I want to repeat for those who have recently talked with me about their present crises the following line from Merton: “He is mysteriously present in those for whom there seems to be nothing but the world at its worst…” Think about it. The existence of crisis in any person’s life actually conceals the mystery of Christ. Crisis (difficulty)—if we do not hide from it, suppress it, flee it, ignore it, or become its victims—is the visitation of “death” in our lives. A crisis that seems to threaten our very life—“is always terrible, wonderful, eventually inescapable, saving and holy.” Why? Because in that crisis we discover that God is stronger than that particular “death,” that God is in our history, in our biography, and seeks to enhance our life. All that we experience is the scene of His Presence and a matter of His care because God embraces human life over and against death in all its myriad forms.

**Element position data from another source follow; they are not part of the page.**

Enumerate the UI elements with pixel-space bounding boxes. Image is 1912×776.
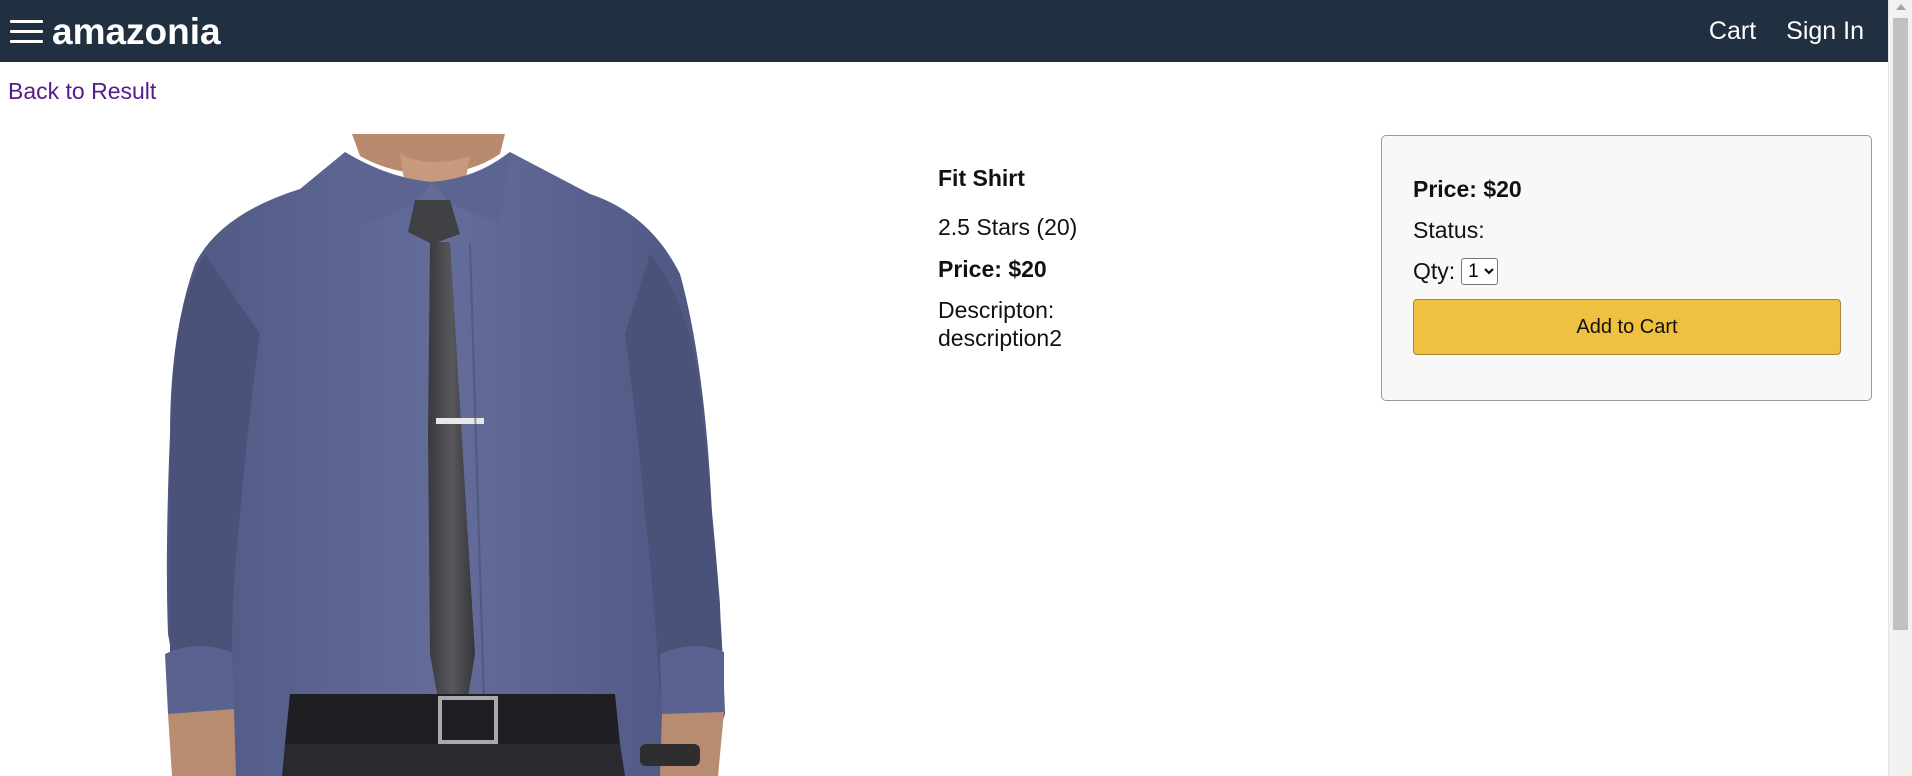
shirt-photo-illustration — [165, 134, 725, 776]
quantity-row: Qty: 1 — [1413, 258, 1840, 285]
product-price: Price: $20 — [938, 255, 1047, 282]
header-links: Cart Sign In — [1709, 17, 1864, 46]
cart-link[interactable]: Cart — [1709, 17, 1756, 46]
sign-in-link[interactable]: Sign In — [1786, 17, 1864, 46]
top-nav-bar: amazonia Cart Sign In — [0, 0, 1888, 62]
description-label: Descripton: — [938, 297, 1055, 324]
status-label: Status: — [1413, 217, 1485, 243]
product-details: Fit Shirt 2.5 Stars (20) Price: $20 Desc… — [938, 165, 1298, 366]
quantity-select[interactable]: 1 — [1461, 258, 1499, 285]
product-description: Descripton: description2 — [938, 297, 1298, 352]
vertical-scrollbar[interactable] — [1888, 0, 1912, 776]
brand-area: amazonia — [8, 13, 221, 50]
product-image — [0, 134, 905, 776]
description-text: description2 — [938, 324, 1063, 351]
add-to-cart-button[interactable]: Add to Cart — [1413, 299, 1841, 355]
back-to-result-link[interactable]: Back to Result — [8, 78, 156, 105]
brand-logo-link[interactable]: amazonia — [52, 13, 221, 50]
purchase-card: Price: $20 Status: Qty: 1 Add to Cart — [1381, 135, 1872, 401]
scrollbar-thumb[interactable] — [1893, 18, 1908, 630]
hamburger-menu-icon[interactable] — [8, 15, 44, 47]
product-rating: 2.5 Stars (20) — [938, 214, 1078, 240]
page: amazonia Cart Sign In Back to Result Fit… — [0, 0, 1912, 776]
qty-label: Qty: — [1413, 258, 1456, 284]
scroll-up-arrow-icon[interactable] — [1896, 4, 1906, 10]
card-price: Price: $20 — [1413, 176, 1522, 202]
product-name: Fit Shirt — [938, 165, 1025, 191]
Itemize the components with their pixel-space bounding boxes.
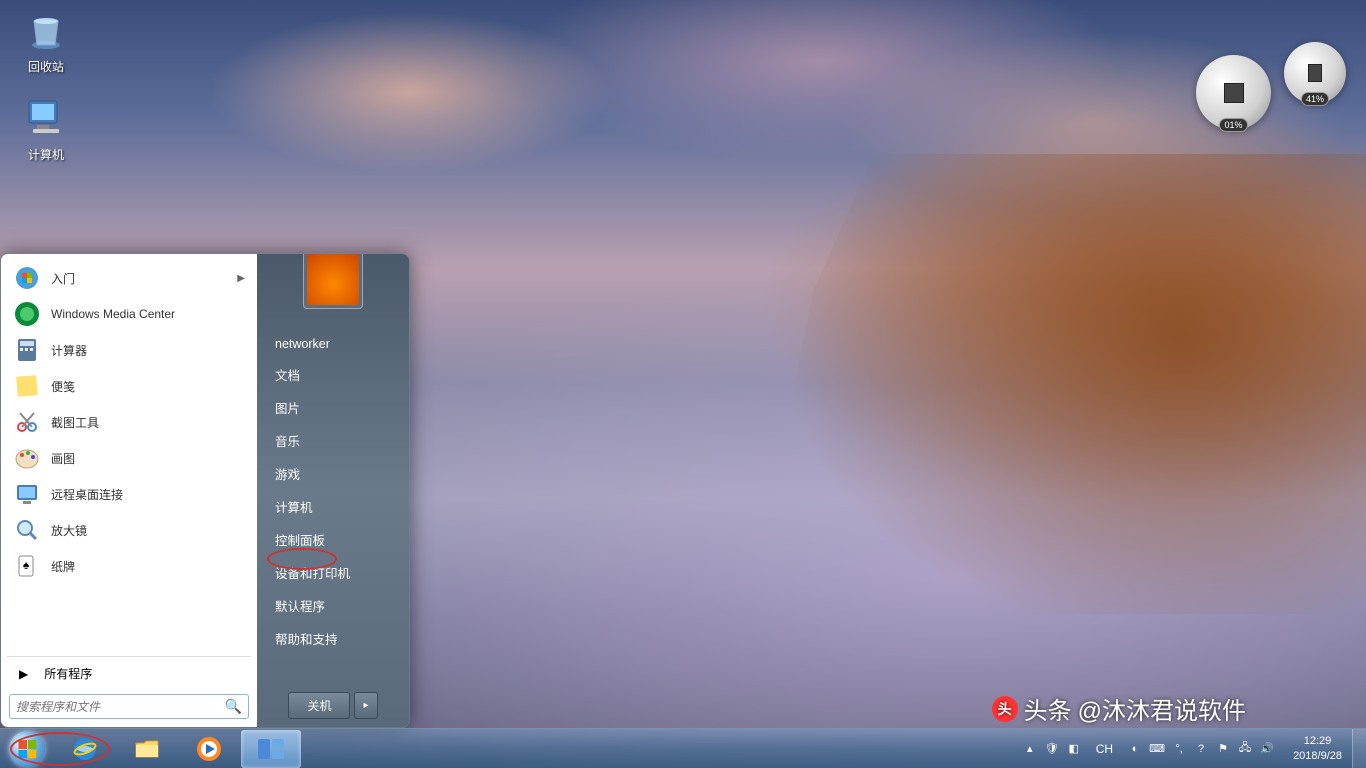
tray-punct-icon[interactable]: °, (1171, 741, 1187, 757)
watermark-logo-icon: 头 (992, 696, 1018, 722)
cpu-meter-gadget[interactable]: 01% (1196, 55, 1271, 130)
desktop-icon-computer[interactable]: 计算机 (6, 94, 86, 163)
chip-icon (1224, 83, 1244, 103)
taskbar-item-explorer[interactable] (117, 730, 177, 768)
start-menu-left-panel: 入门 ▶ Windows Media Center 计算器便笺截图工具画图远程桌面连接… (1, 254, 257, 727)
media-center-icon (13, 300, 41, 328)
mem-value-badge: 41% (1301, 92, 1329, 106)
user-picture-frame[interactable] (303, 253, 363, 309)
program-item-snipping-tool[interactable]: 截图工具 (7, 404, 251, 440)
start-button[interactable] (0, 729, 54, 768)
start-right-item[interactable]: 控制面板 (257, 523, 409, 556)
tray-shield-icon[interactable]: 🛡 (1044, 741, 1060, 757)
all-programs-label: 所有程序 (44, 665, 92, 682)
getting-started-icon (13, 264, 41, 292)
tray-flag-icon[interactable]: ⚑ (1215, 741, 1231, 757)
program-item-calculator[interactable]: 计算器 (7, 332, 251, 368)
internet-explorer-icon (71, 735, 99, 763)
program-item-paint[interactable]: 画图 (7, 440, 251, 476)
computer-icon (22, 94, 70, 142)
remote-desktop-icon (13, 480, 41, 508)
program-label: 入门 (51, 270, 75, 287)
start-menu-right-panel: networker文档图片音乐游戏计算机控制面板设备和打印机默认程序帮助和支持 … (257, 254, 409, 727)
start-right-item[interactable]: 设备和打印机 (257, 556, 409, 589)
start-right-item[interactable]: 计算机 (257, 490, 409, 523)
start-right-item[interactable]: 帮助和支持 (257, 622, 409, 655)
chip-icon (1308, 64, 1322, 82)
user-picture (307, 253, 359, 305)
folder-icon (133, 735, 161, 763)
snipping-tool-icon (13, 408, 41, 436)
all-programs-button[interactable]: ▶ 所有程序 (7, 656, 251, 690)
media-player-icon (195, 735, 223, 763)
triangle-right-icon: ▶ (19, 667, 28, 681)
desktop-icon-recycle-bin[interactable]: 回收站 (6, 6, 86, 75)
search-box[interactable]: 🔍 (9, 694, 249, 719)
submenu-arrow-icon: ▶ (237, 273, 245, 284)
program-item-sticky-notes[interactable]: 便笺 (7, 368, 251, 404)
tray-help-icon[interactable]: ? (1193, 741, 1209, 757)
program-item-media-center[interactable]: Windows Media Center (7, 296, 251, 332)
paint-icon (13, 444, 41, 472)
magnifier-icon (13, 516, 41, 544)
tray-network-icon[interactable]: 🖧 (1237, 741, 1253, 757)
start-right-item[interactable]: 图片 (257, 391, 409, 424)
start-menu: 入门 ▶ Windows Media Center 计算器便笺截图工具画图远程桌面连接… (0, 253, 410, 728)
tray-volume-icon[interactable]: 🔊 (1259, 741, 1275, 757)
program-label: 放大镜 (51, 522, 87, 539)
shutdown-options-button[interactable]: ▸ (354, 692, 377, 719)
desktop-icon-label: 计算机 (6, 146, 86, 163)
tray-keyboard-icon[interactable]: ⌨ (1149, 741, 1165, 757)
start-right-item[interactable]: 默认程序 (257, 589, 409, 622)
calculator-icon (13, 336, 41, 364)
taskbar-item-media-player[interactable] (179, 730, 239, 768)
watermark: 头 头条 @沐沐君说软件 (992, 691, 1246, 726)
memory-meter-gadget[interactable]: 41% (1284, 42, 1346, 104)
tray-ime-icon[interactable]: ◐ (1127, 741, 1143, 757)
clock-date: 2018/9/28 (1293, 749, 1342, 763)
clock-time: 12:29 (1293, 734, 1342, 748)
start-right-item[interactable]: 游戏 (257, 457, 409, 490)
system-tray: ▴ 🛡 ◧ CH ◐ ⌨ °, ? ⚑ 🖧 🔊 12:29 2018/9/28 (1014, 729, 1366, 768)
program-item-solitaire[interactable]: ♠ 纸牌 (7, 548, 251, 584)
desktop-icon-label: 回收站 (6, 58, 86, 75)
start-orb-icon (9, 731, 45, 767)
taskbar-item-active[interactable] (241, 730, 301, 768)
program-item-magnifier[interactable]: 放大镜 (7, 512, 251, 548)
svg-text:♠: ♠ (23, 558, 30, 572)
program-label: Windows Media Center (51, 307, 175, 321)
program-label: 计算器 (51, 342, 87, 359)
search-icon[interactable]: 🔍 (225, 698, 242, 715)
language-indicator[interactable]: CH (1090, 742, 1119, 756)
start-right-item[interactable]: 文档 (257, 358, 409, 391)
shutdown-button[interactable]: 关机 (288, 692, 350, 719)
cpu-value-badge: 01% (1219, 118, 1247, 132)
start-right-item[interactable]: 音乐 (257, 424, 409, 457)
program-item-remote-desktop[interactable]: 远程桌面连接 (7, 476, 251, 512)
program-label: 画图 (51, 450, 75, 467)
tray-expand-icon[interactable]: ▴ (1022, 741, 1038, 757)
program-label: 远程桌面连接 (51, 486, 123, 503)
show-desktop-button[interactable] (1352, 729, 1366, 768)
tray-app-icon[interactable]: ◧ (1066, 741, 1082, 757)
watermark-prefix: 头条 (1024, 691, 1072, 726)
start-right-item[interactable]: networker (257, 330, 409, 358)
watermark-text: @沐沐君说软件 (1078, 691, 1246, 726)
taskbar-item-ie[interactable] (55, 730, 115, 768)
program-item-getting-started[interactable]: 入门 ▶ (7, 260, 251, 296)
program-label: 截图工具 (51, 414, 99, 431)
sticky-notes-icon (13, 372, 41, 400)
panel-icon (256, 737, 286, 761)
program-label: 便笺 (51, 378, 75, 395)
clock[interactable]: 12:29 2018/9/28 (1283, 734, 1352, 763)
search-input[interactable] (16, 700, 225, 714)
recycle-bin-icon (22, 6, 70, 54)
program-label: 纸牌 (51, 558, 75, 575)
taskbar: ▴ 🛡 ◧ CH ◐ ⌨ °, ? ⚑ 🖧 🔊 12:29 2018/9/28 (0, 728, 1366, 768)
solitaire-icon: ♠ (13, 552, 41, 580)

This is not just an individual thing by any means. It happens on a far larger scale—including within the nation. The existence of crisis in our national life conceals the mystery of Christ. Take, for example, the children at the border—a crisis—we must not hide from it, suppress it, flee it, or ignore it, or become its victims. That crisis and every other crisis is a confrontation between death and life—and there we see God embracing life—not death and I believe God will prevail.